General

Overview
- Status: Discontinued
- Locale: Mid-West/Mid-Atlantic States
- First service: 1937
- Last service: December 12, 1967
- Successor: Broadway Limited
- Former operator(s): Pennsylvania Railroad (1937–1967)

Route
- Termini: New York City and Washington, D.C. Chicago
- Distance travelled: 907.7 miles (1,460.8 km) (New York-Chicago)
- Service frequency: Daily
- Train number(s): 48 (Chicago to New York) 49 (New York to Chicago)

On-board services
- Seating arrangements: Reclining seat coach (1957)
- Sleeping arrangements: Roomettes, duplex rooms, double bedrooms
- Catering facilities: Dining car
- Observation facilities: Observation lounge coach

= General (train) =

The General (train numbers 48 and 49) was the Pennsylvania Railroad's (PRR) number two train between New York City and Chicago. Only marginally slower than the Broadway Limited, it had no extra fare. For a time before World War II, the train carried more passengers than the Broadway Limited and taking the passengers away from the New York Central Railroad's 20th Century Limited.

The General was inaugurated in 1937, and carried coaches and Pullmans. It received some new lightweight equipment in 1938 as part of the fleet of modernism, but it was mostly heavyweight until 1940. It was the only "Fleet of Modernism" train to be streamlined without an observation car. It lost its coaches but still had a passenger-baggage car attached to its consist when the Advance General was inaugurated in 1940. The General became an All-Pullman train in April 1942. It was re-equipped with lightweight sleeping cars from both the pre-war Broadway, and new cars from post-war orders in 1948. At this time, it also carried the Broadway's pre-war View series observation cars. In 1951 the General lost its all-Pullman status when it was combined with the all-coach Trail Blazer for non-peak travel periods only. In 1952 this consolidation became permanent, and by 1960, the Trail Blazer name was dropped.

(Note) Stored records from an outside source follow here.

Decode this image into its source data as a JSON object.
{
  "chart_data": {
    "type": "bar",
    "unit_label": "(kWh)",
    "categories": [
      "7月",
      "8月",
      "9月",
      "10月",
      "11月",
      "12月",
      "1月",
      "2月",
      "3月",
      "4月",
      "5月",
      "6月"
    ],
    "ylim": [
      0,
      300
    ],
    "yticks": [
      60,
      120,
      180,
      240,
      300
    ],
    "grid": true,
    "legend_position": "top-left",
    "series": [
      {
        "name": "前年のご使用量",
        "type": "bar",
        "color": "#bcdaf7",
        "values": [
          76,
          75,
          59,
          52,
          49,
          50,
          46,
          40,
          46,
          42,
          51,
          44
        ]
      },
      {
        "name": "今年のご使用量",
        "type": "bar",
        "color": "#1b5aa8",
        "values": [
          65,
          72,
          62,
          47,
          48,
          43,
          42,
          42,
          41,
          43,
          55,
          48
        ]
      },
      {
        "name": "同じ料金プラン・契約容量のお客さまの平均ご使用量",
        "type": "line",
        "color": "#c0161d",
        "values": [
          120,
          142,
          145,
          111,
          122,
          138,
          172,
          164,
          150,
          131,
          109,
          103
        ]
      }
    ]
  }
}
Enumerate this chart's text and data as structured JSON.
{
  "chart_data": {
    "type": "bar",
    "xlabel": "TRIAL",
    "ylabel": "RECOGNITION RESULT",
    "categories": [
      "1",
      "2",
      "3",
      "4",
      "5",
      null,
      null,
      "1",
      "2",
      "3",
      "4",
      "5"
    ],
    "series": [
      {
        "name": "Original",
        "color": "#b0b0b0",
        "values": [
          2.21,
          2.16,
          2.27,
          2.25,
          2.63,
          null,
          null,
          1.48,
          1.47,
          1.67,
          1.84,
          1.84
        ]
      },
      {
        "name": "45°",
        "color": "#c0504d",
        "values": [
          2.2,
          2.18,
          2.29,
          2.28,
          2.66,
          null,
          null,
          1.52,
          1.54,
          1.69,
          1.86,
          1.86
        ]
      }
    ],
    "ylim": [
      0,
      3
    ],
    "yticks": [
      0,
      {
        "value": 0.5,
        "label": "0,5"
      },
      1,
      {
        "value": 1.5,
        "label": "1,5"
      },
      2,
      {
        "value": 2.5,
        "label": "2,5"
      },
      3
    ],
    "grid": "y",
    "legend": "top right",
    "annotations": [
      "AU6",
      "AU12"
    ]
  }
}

In the late 1950s, the General also carried coaches and sleepers from Washington, DC, to Chicago via Harrisburg, when the PRR discontinued its Washington-Chicago Liberty Limited train.

In 1967 the General merged with the Broadway Limited when that train lost its numbers and all-Pullman status.

==Motive Power==
Here is a list of motive power used on the General:

- PRR GG1 4-6-0+0-6-4 electric locomotive (1937-1967, East of Harrisburg, electrified region)
- PRR K4s 4-6-2 type steam locomotive (1937-1948)
- PRR S1 6-4-4-6 type steam locomotive (1941-1946)
- PRR T1 4-4-4-4 type steam locomotive (1942-1948)
- ALCO PA passenger diesel electric locomotive (1948-1952)
- BLW DR-6 passenger diesel electric locomotive (1948-1953)
- EMD E8 passenger diesel electric locomotive (1948-1967)

== Surviving Equipment ==

=== Fleet Of Modernism (1938) ===

- PS 13-Double Bedroom Plan 4071A #8007 PHILADELPHIA COUNTY Originally preserved at the Indiana Transportation Museum in Noblesville, IN, It was moved to a private siding in Santa Claus, IN.